LearnByReading
LearnByReading

Reputation: 1883

Why do the set of dimension members in a fact table are typically used as a composite key?

It seems like based on my research that the "best practices" suggest that a row in the fact table would have a composite key consisting of ALL dimension measures: For instance, if my measure in the fact table is "sales" and I have four dimensions: "location, salesperson, buyerCat, salesMonth" then, my composite key would consist of unique values for those 4 dimensions. But this would cause serious issues down the road: what if I have two measures with the unique set of dimensions???

  --Example: Fact table row: 
  Sales Amount: $100, location: US, salesperson: Bob, buyerCat: Young, salesMonth: Feb/2010
  Sales Amount: $640, location: US, salesperson: Bob, buyerCat: Young, salesMonth: Feb/2010 

This measure would then be prevented from entering the data mart, just because ALL of the dimension members are being used as the composite key. Am I not correct?

Upvotes: 1

Views: 492

Answers (3)

Ntiyiso Mayile
Ntiyiso Mayile

Reputation: 31

It is best to avoid using a composite key or any business related keys for that matter to unique identify your fact table rows. I can guarantee you that you will find many records that share the same dimension keys. clearly define your fact table grain using steps provided from Kimball website and you will not have any need to worry about the uniqueness of your fact rows

Upvotes: 1

Jo Douglass
Jo Douglass

Reputation: 2085

If you're finding that this would be problematic, then you might want to look at your data model and question why you want to load multiple rows which use exactly the same dimensions.

In the example you've given, presumably those were actually different sales. If so, they perhaps took place on different days - but you're only recording at month level, so you've lost that data.
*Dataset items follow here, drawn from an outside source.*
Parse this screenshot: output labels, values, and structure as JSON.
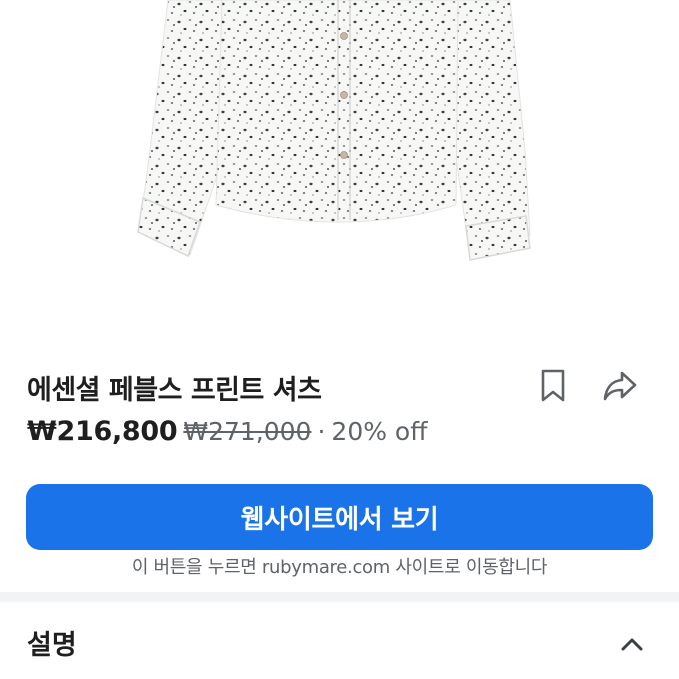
{
  "product": {
    "title": "에센셜 페블스 프린트 셔츠",
    "price": "₩216,800",
    "original_price": "₩271,000",
    "separator": "·",
    "discount": "20% off"
  },
  "actions": {
    "bookmark_icon": "bookmark-icon",
    "share_icon": "share-icon"
  },
  "cta": {
    "label": "웹사이트에서 보기",
    "note": "이 버튼을 누르면 rubymare.com 사이트로 이동합니다"
  },
  "description": {
    "title": "설명",
    "expanded": true,
    "toggle_icon": "chevron-up-icon"
  },
  "colors": {
    "accent": "#1a73e8",
    "text_primary": "#1f1f1f",
    "text_secondary": "#5f6368",
    "divider": "#f1f3f4"
  }
}
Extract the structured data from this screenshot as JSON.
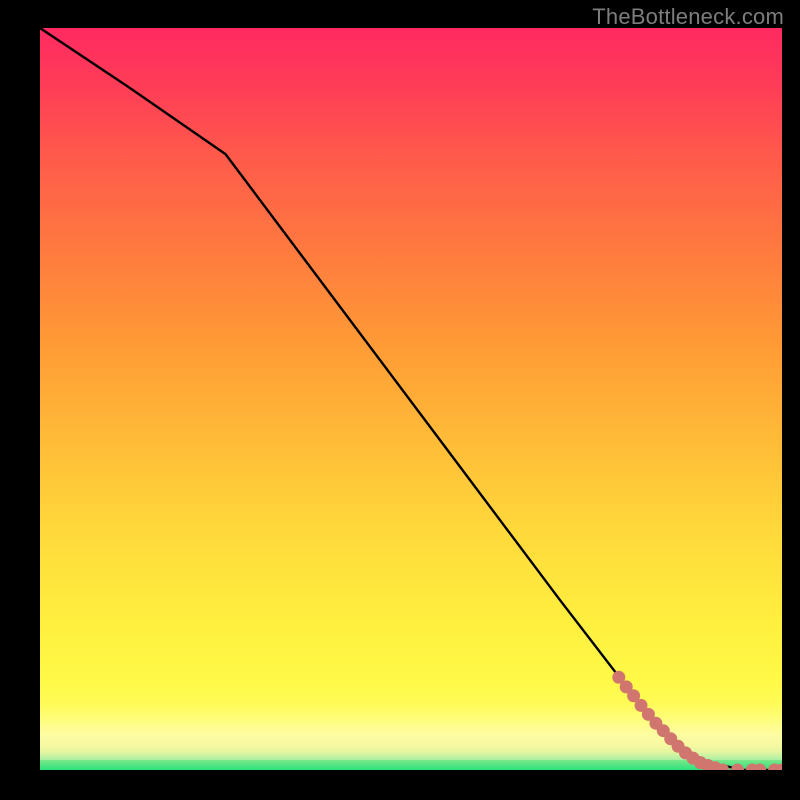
{
  "watermark": "TheBottleneck.com",
  "colors": {
    "background": "#000000",
    "gradient_top": "#ff2a61",
    "gradient_mid_orange": "#ff9936",
    "gradient_mid_yellow": "#fff947",
    "gradient_bottom_green": "#2be27d",
    "curve": "#000000",
    "marker": "#d1766e"
  },
  "chart_data": {
    "type": "line",
    "title": "",
    "xlabel": "",
    "ylabel": "",
    "xlim": [
      0,
      100
    ],
    "ylim": [
      0,
      100
    ],
    "grid": false,
    "legend": false,
    "series": [
      {
        "name": "bottleneck-curve",
        "x": [
          0,
          12,
          25,
          40,
          55,
          70,
          80,
          85,
          90,
          95,
          100
        ],
        "y": [
          100,
          92,
          83,
          63,
          43,
          23,
          10,
          4,
          1,
          0,
          0
        ]
      }
    ],
    "markers": {
      "name": "sample-points",
      "points": [
        {
          "x": 78,
          "y": 12.5
        },
        {
          "x": 79,
          "y": 11.2
        },
        {
          "x": 80,
          "y": 10.0
        },
        {
          "x": 81,
          "y": 8.7
        },
        {
          "x": 82,
          "y": 7.5
        },
        {
          "x": 83,
          "y": 6.3
        },
        {
          "x": 84,
          "y": 5.3
        },
        {
          "x": 85,
          "y": 4.2
        },
        {
          "x": 86,
          "y": 3.2
        },
        {
          "x": 87,
          "y": 2.3
        },
        {
          "x": 88,
          "y": 1.6
        },
        {
          "x": 89,
          "y": 1.0
        },
        {
          "x": 90,
          "y": 0.6
        },
        {
          "x": 91,
          "y": 0.3
        },
        {
          "x": 92,
          "y": 0.0
        },
        {
          "x": 94,
          "y": 0.0
        },
        {
          "x": 96,
          "y": 0.0
        },
        {
          "x": 97,
          "y": 0.0
        },
        {
          "x": 99,
          "y": 0.0
        },
        {
          "x": 100,
          "y": 0.0
        }
      ]
    },
    "annotations": []
  }
}
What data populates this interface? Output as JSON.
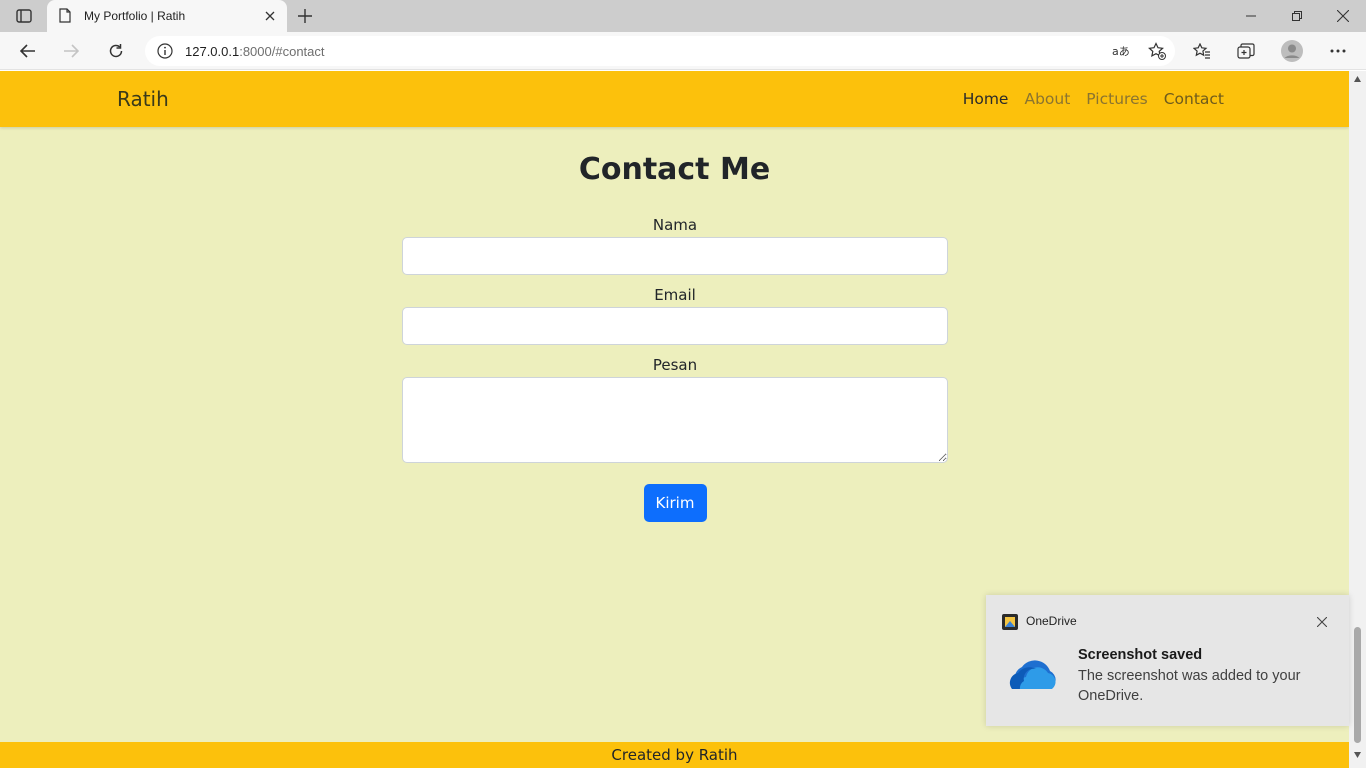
{
  "browser": {
    "tab_title": "My Portfolio | Ratih",
    "url_host": "127.0.0.1",
    "url_rest": ":8000/#contact"
  },
  "navbar": {
    "brand": "Ratih",
    "links": [
      "Home",
      "About",
      "Pictures",
      "Contact"
    ]
  },
  "contact": {
    "heading": "Contact Me",
    "name_label": "Nama",
    "email_label": "Email",
    "message_label": "Pesan",
    "submit_label": "Kirim"
  },
  "footer": {
    "text": "Created by Ratih"
  },
  "toast": {
    "app_name": "OneDrive",
    "title": "Screenshot saved",
    "body": "The screenshot was added to your OneDrive."
  },
  "colors": {
    "navbar_bg": "#fcc10c",
    "page_bg": "#edefbd",
    "button_bg": "#0d6efd"
  }
}
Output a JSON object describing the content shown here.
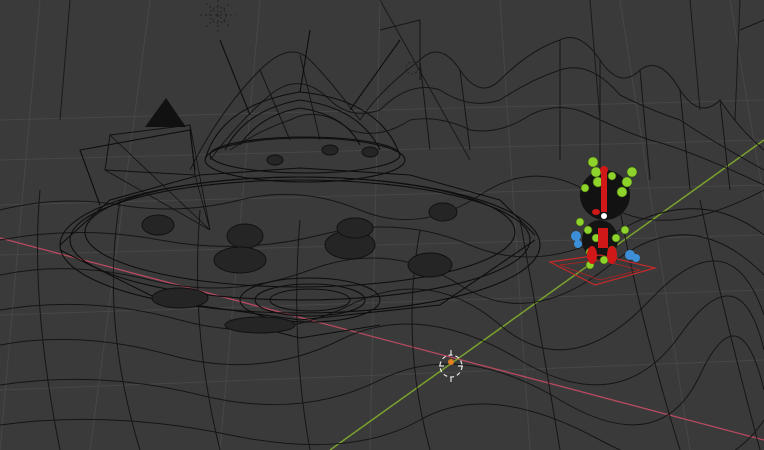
{
  "viewport": {
    "mode": "wireframe",
    "colors": {
      "background": "#3a3a3a",
      "grid_line": "#4a4a4a",
      "wire": "#101010",
      "x_axis": "#b84a5e",
      "y_axis": "#7aa12c",
      "bone_green": "#8ed22c",
      "bone_red": "#d01818",
      "bone_blue": "#3c8fd8",
      "cursor": "#e08020"
    },
    "objects": [
      {
        "name": "saucer-ship",
        "icon": "wireframe-mesh"
      },
      {
        "name": "terrain",
        "icon": "wireframe-mesh"
      },
      {
        "name": "character-rig",
        "icon": "armature-bones"
      },
      {
        "name": "camera",
        "icon": "camera-icon"
      },
      {
        "name": "lights",
        "icon": "light-icon"
      },
      {
        "name": "3d-cursor",
        "icon": "crosshair-icon"
      }
    ]
  }
}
If you include the exact date as a dimension, then your duplicate issue goes away. Or if the two sales could be on the same day, maybe there's a transaction number from the sale which could be recorded and used as degenerate dimension - again, you no longer have rows which use the same dimensions.

Transaction fact tables should model things based on an event - in the case of your example, a sale taking place - and they should reference enough dimensions to uniquely identify each specific incidence of that event.

If you really don't care about holding data down to the finest grain, then what you're building is not a transaction fact table, but perhaps something like a periodic snapshot fact table. In that case, you should sum up those two rows so you just have one row with a Sales Amount of $740.

However, I would be very careful about building a warehouse in this way and not building transaction fact tables which go down to the lowest grain - even if no one wants to report on or analyse down to that level right now, they might want to later on, and it'll be painful to refactor your data warehouse and your ETL to work at a lower grain. Whereas if you create a transaction fact table first at the lowest possible grain, you can always aggregate up - whether your users do that in an OLAP tool like SSAS, or you create some aggregated tables or views to make it easier for reporting purposes.

Upvotes: 3

Tim3880
Tim3880

Reputation: 2583

Unless you define the composite key as unique, you can have as many as duplicates you want.